National

New energy scheme not a
load of bull

A farmer from Pasuruan has discovered a way to generate electricity by converting methane gas from cow manure into energy, inspiring social workers to explore this technology as a possible way to combat the power crisis in remote regions of the province.

Hadi Susilo, a resident from the Purwosari district and graduate from the USAID Environmental Service Program, used his modified generator to power a fan, a television set, rice cooker, VCD player and energy saving lights for one and half hours.

The Ma'arif Aliyah (senior high school) Islamic school graduate coined the design after noticing the abundance of cow manure in his village, most of which was used for compost.

Initially Hadi required one cubic meter of gas comprising of 80 percent methane, 20 percent carbon and less than 1 percent water for his process.

"Now I can produce 3 cubic meters of methane each day, and soon the gas will be able to produce even greater amounts of energy," he told The Jakarta Post recently.

Hadi admitted he had little training in physics, chemistry and technology design when he first developed the technology in 1977 but said he did receive help from alumni at the Bandung Institute of Technology (ITB). These alumni were working under the Institute for Development and Studies on Energy Saving (LPPBE) at the time.

"Hadi is an innovator and source of motivation for other farmers. Through him, hopefully other farmers will recycle their cow-manure for more practical and valuable purposes," said Bintoro W. Prabowo, ESP USAID's public outreach and communications specialist.

Puguh Iryantoro, LPPBE, said his team wanted to employ Hadi to educate other farmers about the technology and assist in reducing their reliance on the state-owned electricity company PT PLN.

Hadi said the purchase and modification of the generator cost him Rp 12 million in total.
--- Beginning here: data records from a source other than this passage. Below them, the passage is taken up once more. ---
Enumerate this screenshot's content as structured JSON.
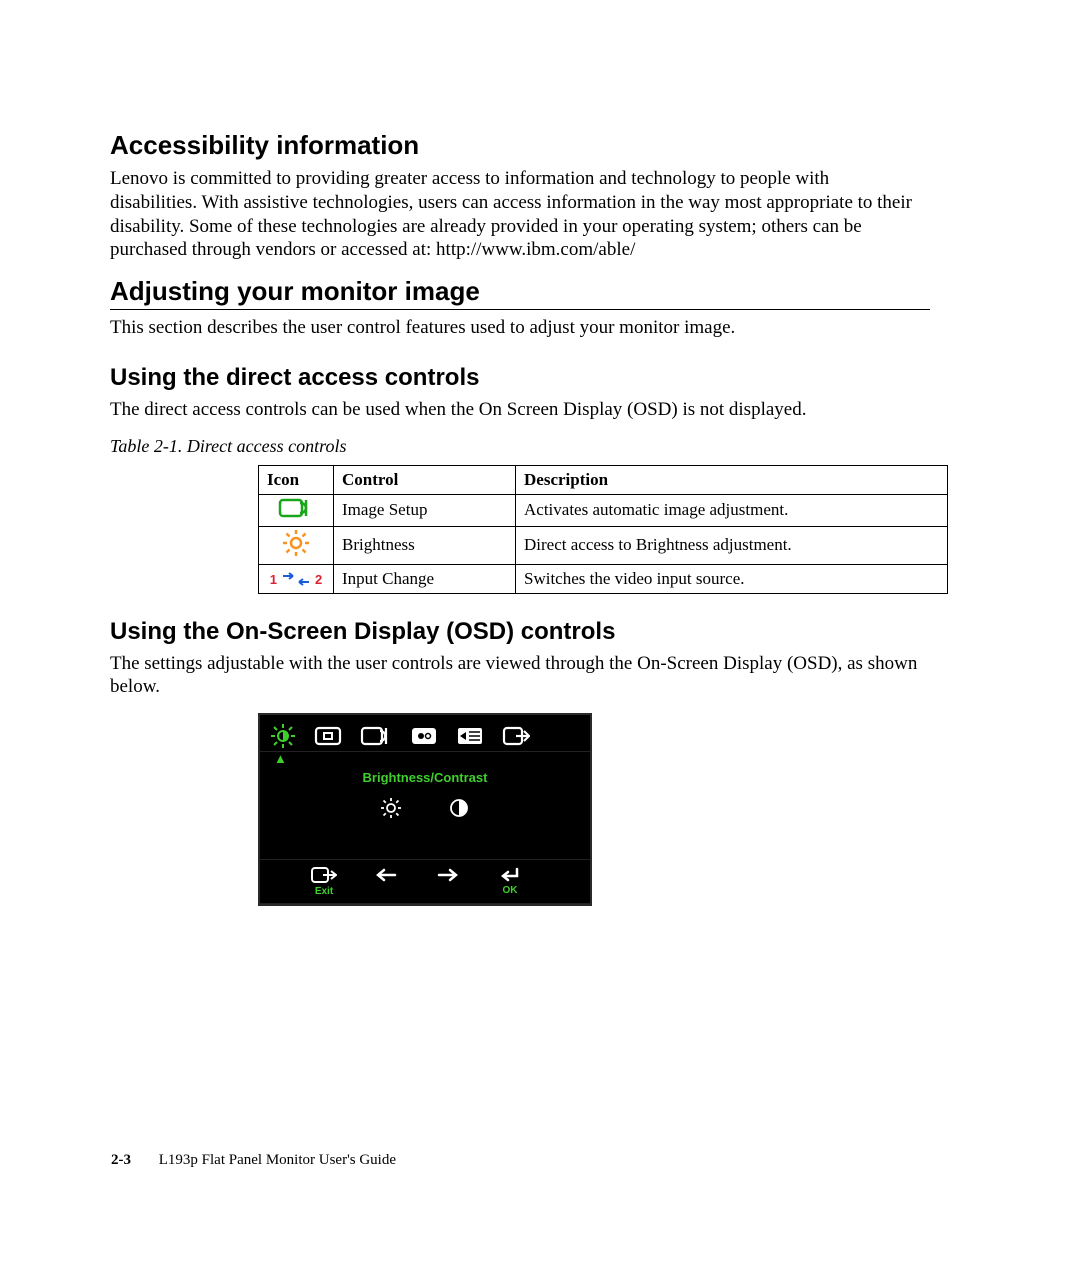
{
  "sections": {
    "accessibility": {
      "heading": "Accessibility information",
      "body": "Lenovo is committed to providing greater access to information and technology to people with disabilities. With assistive technologies, users can access information in the way most appropriate to their disability. Some of these technologies are already provided in your operating system; others can be purchased through vendors or accessed at: http://www.ibm.com/able/"
    },
    "adjusting": {
      "heading": "Adjusting your monitor image",
      "body": "This section describes the user control features used to adjust your monitor image."
    },
    "direct": {
      "heading": "Using the direct access controls",
      "body": "The direct access controls can be used when the On Screen Display (OSD) is not displayed.",
      "table_caption": "Table 2-1. Direct access controls",
      "table": {
        "headers": {
          "icon": "Icon",
          "control": "Control",
          "description": "Description"
        },
        "rows": [
          {
            "icon": "image-setup-icon",
            "control": "Image Setup",
            "description": "Activates automatic image adjustment."
          },
          {
            "icon": "brightness-icon",
            "control": "Brightness",
            "description": "Direct access to Brightness adjustment."
          },
          {
            "icon": "input-change-icon",
            "control": "Input Change",
            "description": "Switches the video input source."
          }
        ]
      }
    },
    "osd": {
      "heading": "Using the On-Screen Display (OSD) controls",
      "body": "The settings adjustable with the user controls are viewed through the On-Screen Display (OSD), as shown below.",
      "panel": {
        "title": "Brightness/Contrast",
        "top_icons": [
          "brightness-contrast-icon",
          "image-position-icon",
          "image-setup-icon",
          "image-properties-icon",
          "options-icon",
          "exit-icon"
        ],
        "mid_icons": [
          "brightness-sub-icon",
          "contrast-sub-icon"
        ],
        "exit_label": "Exit",
        "ok_label": "OK"
      }
    }
  },
  "footer": {
    "page_number": "2-3",
    "doc_title": "L193p Flat Panel Monitor User's Guide"
  }
}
"This generator can be easily operated by housewives. A private company is trying to market the modified product in non-electrified remote areas in Pacitan where the raw-materials are easily found."

He said that he modified the engine's carburetor to allow it to operate with methane gas. "The most importance thing is that users should have an adequate stock of cow-manure to produce methane and subsequently energy."

Hadi is currently working on storage methods for methane gas, and trying to work out safe ways for it to be transported and refilled in a portable tube. Cow-manure has been used in the past as a non-organic fertilizer and also for generating power.